Großraum Warschau bietet die meisten Lagerhallen
Die vorhandenen Logistikobjekte konzentrieren sich in einzelnen Landesteilen. Besonders der Großraum Warschau ist von hoher Bedeutung. Dort spielt der Onlinehandel eine wichtige Rolle, der kleinere und hochautomatisierte Objekte in Stadtnähe benötigt.
Potenzial für weitere Flächen besteht noch in Westpolen und insbesondere im Raum Szczecin (Stettin). Ein wesentlicher Faktor ist dabei die Nähe zu Deutschland. Auch der Raum Gdańsk (Danzig), wo die Hafenkapazitäten ausgebaut werden, kann seine Position noch stärken.
Landesteil | Anteil in Prozent |
---|---|
Raum Warszawa (Warschau) | 20 |
Górny Śląsk (Oberschlesien) | 17 |
Zentralpolen | 14 |
Dolny Śląsk (Niederschlesien) | 13 |
Raum Poznań (Posen) | 12 |
Gdańsk-Sopot-Gdynia (Danzig-Zoppot-Gdingen) | 5 |
Westpolen | 4 |
Ostpolen | 4 |
Raum Szczecin (Stettin) | 3 |
Małopolska (Kleinpolen) | 3 |
Kujawsko-Pomorskie (Kujawien-Pommern) | 2 |
Trotz der regen Aktivitäten und Zuwächse liegt Polen bezüglich des Wertes der Projekte im europäischen Vergleich nur im Mittelfeld.

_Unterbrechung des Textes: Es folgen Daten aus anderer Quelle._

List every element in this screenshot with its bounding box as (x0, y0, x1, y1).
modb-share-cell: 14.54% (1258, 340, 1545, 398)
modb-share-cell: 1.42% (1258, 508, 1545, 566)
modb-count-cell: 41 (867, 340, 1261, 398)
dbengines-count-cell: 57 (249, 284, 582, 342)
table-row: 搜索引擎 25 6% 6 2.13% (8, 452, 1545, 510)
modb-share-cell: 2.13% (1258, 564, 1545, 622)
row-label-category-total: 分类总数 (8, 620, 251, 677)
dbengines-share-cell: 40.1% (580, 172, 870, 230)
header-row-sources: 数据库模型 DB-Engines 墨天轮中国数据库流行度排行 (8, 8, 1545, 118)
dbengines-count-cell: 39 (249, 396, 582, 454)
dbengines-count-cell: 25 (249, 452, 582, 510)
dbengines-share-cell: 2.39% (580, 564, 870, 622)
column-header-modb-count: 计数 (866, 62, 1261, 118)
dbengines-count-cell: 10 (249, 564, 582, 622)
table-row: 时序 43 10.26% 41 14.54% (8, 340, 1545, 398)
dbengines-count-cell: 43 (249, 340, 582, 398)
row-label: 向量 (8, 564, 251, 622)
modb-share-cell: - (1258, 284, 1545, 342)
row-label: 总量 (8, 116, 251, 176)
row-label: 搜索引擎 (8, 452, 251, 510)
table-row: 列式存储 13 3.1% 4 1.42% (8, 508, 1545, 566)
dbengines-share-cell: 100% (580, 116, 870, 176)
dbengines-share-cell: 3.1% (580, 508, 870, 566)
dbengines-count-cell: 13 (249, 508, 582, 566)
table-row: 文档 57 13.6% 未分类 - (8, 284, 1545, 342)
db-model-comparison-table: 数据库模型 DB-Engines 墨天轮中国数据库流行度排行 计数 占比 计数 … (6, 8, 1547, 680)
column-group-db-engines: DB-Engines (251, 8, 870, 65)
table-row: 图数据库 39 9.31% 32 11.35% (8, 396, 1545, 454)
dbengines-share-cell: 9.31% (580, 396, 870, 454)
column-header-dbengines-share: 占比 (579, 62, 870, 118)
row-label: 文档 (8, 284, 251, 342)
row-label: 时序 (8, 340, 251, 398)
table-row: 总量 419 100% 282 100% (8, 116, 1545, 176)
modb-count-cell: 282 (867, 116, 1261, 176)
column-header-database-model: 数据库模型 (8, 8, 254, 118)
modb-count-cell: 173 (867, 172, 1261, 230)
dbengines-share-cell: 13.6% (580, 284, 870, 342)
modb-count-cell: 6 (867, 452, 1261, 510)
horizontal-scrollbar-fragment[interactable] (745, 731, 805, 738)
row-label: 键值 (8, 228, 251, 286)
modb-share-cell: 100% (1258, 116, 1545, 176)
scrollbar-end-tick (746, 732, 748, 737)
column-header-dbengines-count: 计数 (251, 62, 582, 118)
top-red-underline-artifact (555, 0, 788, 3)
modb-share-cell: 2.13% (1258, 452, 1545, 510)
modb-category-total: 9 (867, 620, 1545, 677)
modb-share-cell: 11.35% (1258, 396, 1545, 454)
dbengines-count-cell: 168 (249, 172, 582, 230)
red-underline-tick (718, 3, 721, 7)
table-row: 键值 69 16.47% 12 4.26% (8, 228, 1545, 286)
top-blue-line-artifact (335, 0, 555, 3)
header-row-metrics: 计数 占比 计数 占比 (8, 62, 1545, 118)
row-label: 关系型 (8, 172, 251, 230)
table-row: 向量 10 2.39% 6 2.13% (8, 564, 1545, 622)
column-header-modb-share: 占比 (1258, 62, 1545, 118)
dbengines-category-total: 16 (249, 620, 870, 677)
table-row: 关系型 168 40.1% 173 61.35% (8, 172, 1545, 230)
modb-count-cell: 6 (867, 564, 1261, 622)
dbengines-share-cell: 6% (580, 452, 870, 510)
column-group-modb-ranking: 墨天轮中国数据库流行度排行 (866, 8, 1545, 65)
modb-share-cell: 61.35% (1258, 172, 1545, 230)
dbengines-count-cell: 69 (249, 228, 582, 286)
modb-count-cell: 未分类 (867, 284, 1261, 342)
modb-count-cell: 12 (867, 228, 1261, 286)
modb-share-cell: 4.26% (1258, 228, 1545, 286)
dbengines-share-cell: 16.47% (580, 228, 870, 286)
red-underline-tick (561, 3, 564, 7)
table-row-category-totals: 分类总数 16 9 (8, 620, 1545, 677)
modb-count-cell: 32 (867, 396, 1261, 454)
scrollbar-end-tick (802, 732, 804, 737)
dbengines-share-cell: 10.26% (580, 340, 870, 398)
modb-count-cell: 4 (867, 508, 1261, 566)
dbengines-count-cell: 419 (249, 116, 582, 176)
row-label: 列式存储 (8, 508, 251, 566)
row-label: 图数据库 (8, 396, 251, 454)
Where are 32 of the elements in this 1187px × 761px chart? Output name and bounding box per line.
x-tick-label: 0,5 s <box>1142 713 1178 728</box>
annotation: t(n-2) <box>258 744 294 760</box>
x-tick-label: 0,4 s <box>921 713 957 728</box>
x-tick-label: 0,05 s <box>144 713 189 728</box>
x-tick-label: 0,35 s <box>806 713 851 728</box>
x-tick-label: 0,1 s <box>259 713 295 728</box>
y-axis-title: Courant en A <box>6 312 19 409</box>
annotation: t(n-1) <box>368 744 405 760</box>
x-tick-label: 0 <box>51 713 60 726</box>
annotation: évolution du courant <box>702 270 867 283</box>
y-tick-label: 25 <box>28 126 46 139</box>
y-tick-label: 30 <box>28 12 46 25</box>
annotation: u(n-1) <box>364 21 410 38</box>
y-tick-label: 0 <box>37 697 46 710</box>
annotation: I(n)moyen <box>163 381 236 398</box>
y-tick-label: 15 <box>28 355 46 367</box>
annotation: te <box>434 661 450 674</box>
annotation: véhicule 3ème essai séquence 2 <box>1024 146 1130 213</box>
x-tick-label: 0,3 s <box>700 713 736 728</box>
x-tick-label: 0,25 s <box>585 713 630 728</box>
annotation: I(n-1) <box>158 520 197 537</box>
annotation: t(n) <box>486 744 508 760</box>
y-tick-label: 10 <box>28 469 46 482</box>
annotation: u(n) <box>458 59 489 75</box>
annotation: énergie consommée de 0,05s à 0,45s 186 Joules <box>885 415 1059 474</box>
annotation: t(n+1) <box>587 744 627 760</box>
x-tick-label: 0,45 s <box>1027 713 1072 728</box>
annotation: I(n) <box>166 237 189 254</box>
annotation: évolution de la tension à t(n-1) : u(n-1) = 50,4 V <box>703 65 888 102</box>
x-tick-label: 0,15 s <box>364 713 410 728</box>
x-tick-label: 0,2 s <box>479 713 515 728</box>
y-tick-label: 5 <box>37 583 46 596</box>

Laut BNP Paribas Real Estate sanken die Investitionen in Logistik- und Industrieimmobilien 2022 in ganz Europa um 19 Prozent gegenüber 2021 auf 55,6 Milliarden Euro. Auf Polen entfiel davon mit 1,8 Milliarden Euro ein Anteil von nur 3,2 Prozent. Im Jahr 2021 hatten die entsprechenden Investitionen in Polen noch bei etwa 3 Millionen Euro gelegen.